If any one is attacked with sneezing, just as in the case of the hiccup, he must not startle those near him with the explosion, and so give proof of his bad breeding; but the hiccup is to be quietly transmitted with the expiration of the breath, the mouth being composed becomingly, and not gaping and yawning like the tragic masks. So the disturbance of the hiccup may be avoided by making the respirations gently; for thus the threatening symptoms of the ball of wind will be dissipated in the most seemly way, by managing its egress so as also to conceal anything which the air forcible expelled may bring up with it. To wish to add to the noises, instead of diminishing them, is the sign of arrogance and disorderliness. Those, too, who scrape their teeth, bleeding the wounds, are disagreeable to themselves and detestable to their neighbors. Scratching the ears and the irritation of sneezing are swinish itchings and attend unbridled fornication. Both shameful sights and shameful conversation about them are to be shunned. Let the look be steady and the turning and movement of the neck, and the motions of the hands in conversation, be decorous. In a word, the Christian is characterized by composure, tranquility, calmness, and peace. 1
Going through this kind of stuff in sources can be sort of tedious. I’ve read quite a few similar “life guidance” documents and sometimes I have a hard time keeping my focus so I can detect some interesting differences. For example, in Instructor I.6 there’s a passage that at least hints of Adoptionism. 2 I can’t just skim Clement’s material(over 400 pages of text) and expect to find things like this. So the above passage, seemingly coming from out of nowhere (this particular chapter is mainly concerned with Christians living as a community and how they should behave towards one another) was a much appreciated break from the usual narrative, though I’m sure Clement didn’t intend it to be read for this reason. And I have no idea what the whole scraping teeth/bleeding wounds thing is. Sounds a bit gross. And then there’s finding out that scratching your ears and sneezing used to be part of the horizontal hokey-pokey. 3 But I appreciated being hauled out of a late 2nd century Christian Living Handbook and straight into a Miss Manners column. I don’t know if Clement has any more little tidbits like this in store but looking for them will help the next 300 pages pass by a little more quickly.
1 Clement of Alexandria, The Instructor II.7
2 Clement discusses Christ becoming perfected at his baptism, at the same time as God spoke to those gathered there, in terms that sure seem Adoptionist to me.
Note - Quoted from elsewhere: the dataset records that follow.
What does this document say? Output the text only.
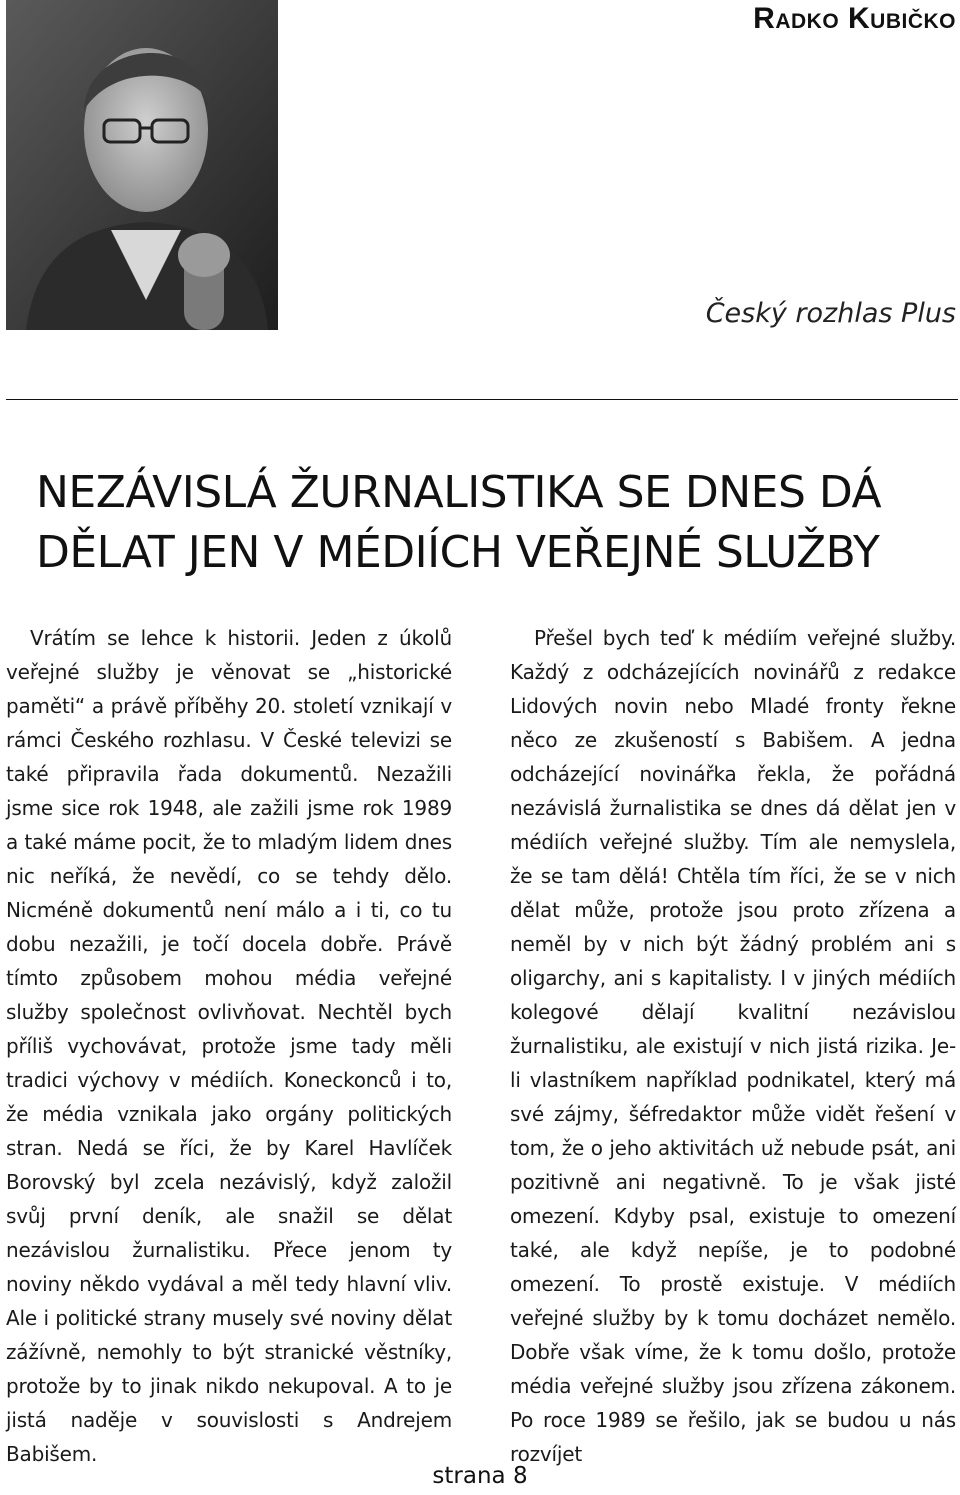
Radko Kubičko

Český rozhlas Plus

NEZÁVISLÁ ŽURNALISTIKA SE DNES DÁ DĚLAT JEN V MÉDIÍCH VEŘEJNÉ SLUŽBY

Vrátím se lehce k historii. Jeden z úkolů veřejné služby je věnovat se „historické paměti“ a právě příběhy 20. století vznikají v rámci Českého rozhlasu. V České televizi se také připravila řada dokumentů. Nezažili jsme sice rok 1948, ale zažili jsme rok 1989 a také máme pocit, že to mladým lidem dnes nic neříká, že nevědí, co se tehdy dělo. Nicméně dokumentů není málo a i ti, co tu dobu nezažili, je točí docela dobře. Právě tímto způsobem mohou média veřejné služby společnost ovlivňovat. Nechtěl bych příliš vychovávat, protože jsme tady měli tradici výchovy v médiích. Koneckonců i to, že média vznikala jako orgány politických stran. Nedá se říci, že by Karel Havlíček Borovský byl zcela nezávislý, když založil svůj první deník, ale snažil se dělat nezávislou žurnalistiku. Přece jenom ty noviny někdo vydával a měl tedy hlavní vliv. Ale i politické strany musely své noviny dělat zážívně, nemohly to být stranické věstníky, protože by to jinak nikdo nekupoval. A to je jistá naděje v souvislosti s Andrejem Babišem.

Přešel bych teď k médiím veřejné služby. Každý z odcházejících novinářů z redakce Lidových novin nebo Mladé fronty řekne něco ze zkušeností s Babišem. A jedna odcházející novinářka řekla, že pořádná nezávislá žurnalistika se dnes dá dělat jen v médiích veřejné služby. Tím ale nemyslela, že se tam dělá! Chtěla tím říci, že se v nich dělat může, protože jsou proto zřízena a neměl by v nich být žádný problém ani s oligarchy, ani s kapitalisty. I v jiných médiích kolegové dělají kvalitní nezávislou žurnalistiku, ale existují v nich jistá rizika. Je-li vlastníkem například podnikatel, který má své zájmy, šéfredaktor může vidět řešení v tom, že o jeho aktivitách už nebude psát, ani pozitivně ani negativně. To je však jisté omezení. Kdyby psal, existuje to omezení také, ale když nepíše, je to podobné omezení. To prostě existuje. V médiích veřejné služby by k tomu docházet nemělo. Dobře však víme, že k tomu došlo, protože média veřejné služby jsou zřízena zákonem. Po roce 1989 se řešilo, jak se budou u nás rozvíjet

strana 8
Adoptionism is the Christian belief, considered heretical, that Jesus was a man who became a vessel for the Word of God or the Holy Spirit, being adopted by God as the place to send his son.
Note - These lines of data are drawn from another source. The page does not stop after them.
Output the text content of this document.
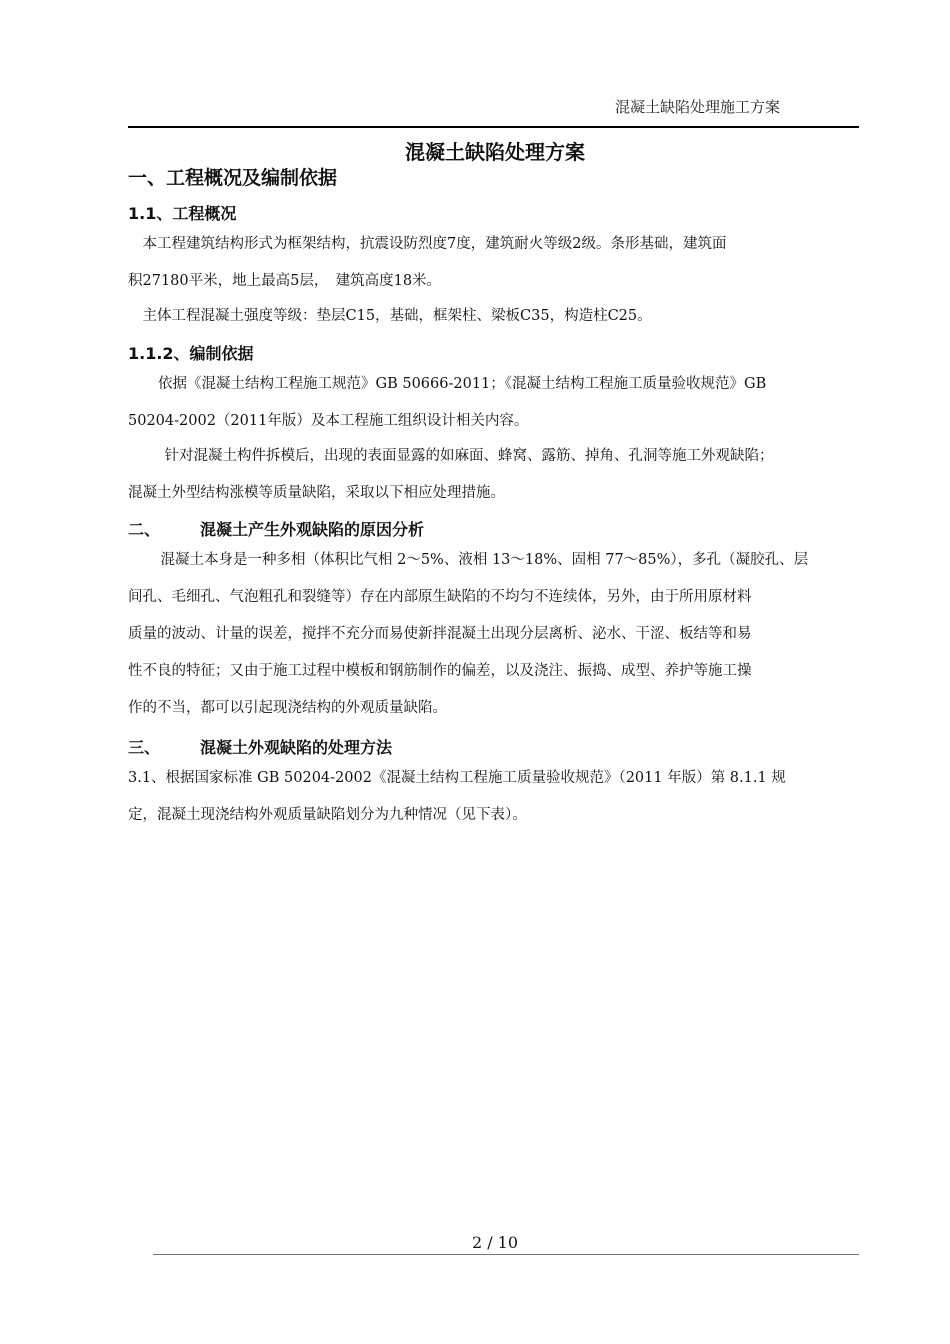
混凝土缺陷处理施工方案
混凝土缺陷处理方案
一、工程概况及编制依据
1.1、工程概况
　本工程建筑结构形式为框架结构，抗震设防烈度7度，建筑耐火等级2级。条形基础，建筑面
积27180平米，地上最高5层，　建筑高度18米。
　主体工程混凝土强度等级：垫层C15，基础，框架柱、梁板C35，构造柱C25。
1.1.2、编制依据
依据《混凝土结构工程施工规范》GB 50666-2011；《混凝土结构工程施工质量验收规范》GB
50204-2002（2011年版）及本工程施工组织设计相关内容。
　针对混凝土构件拆模后，出现的表面显露的如麻面、蜂窝、露筋、掉角、孔洞等施工外观缺陷；
混凝土外型结构涨模等质量缺陷，采取以下相应处理措施。
二、	混凝土产生外观缺陷的原因分析
　混凝土本身是一种多相（体积比气相 2～5%、液相 13～18%、固相 77～85%），多孔（凝胶孔、层
间孔、毛细孔、气泡粗孔和裂缝等）存在内部原生缺陷的不均匀不连续体，另外，由于所用原材料
质量的波动、计量的误差，搅拌不充分而易使新拌混凝土出现分层离析、泌水、干涩、板结等和易
性不良的特征；又由于施工过程中模板和钢筋制作的偏差，以及浇注、振捣、成型、养护等施工操
作的不当，都可以引起现浇结构的外观质量缺陷。
三、	混凝土外观缺陷的处理方法
3.1、根据国家标准 GB 50204-2002《混凝土结构工程施工质量验收规范》（2011 年版）第 8.1.1 规
定，混凝土现浇结构外观质量缺陷划分为九种情况（见下表）。
2 / 10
3 Before anyone jumps in to comment (though I enjoy comments); yes, I know Clement’s just saying if you can’t resist the urge to scratch it indicates you’ll likely have trouble avoiding other urges.
Roberts, Alexander & Donaldson, James, eds., Ante-Nicene Fathers Volume 2: Fathers of the Second Century: Hermas, Tatian, Athenagoras, Theophilus, and Clement of Alexandria (entire), Peabody, MA, USA: Hendrickson Publishers (2004). ISBN: 1-56563-084-X.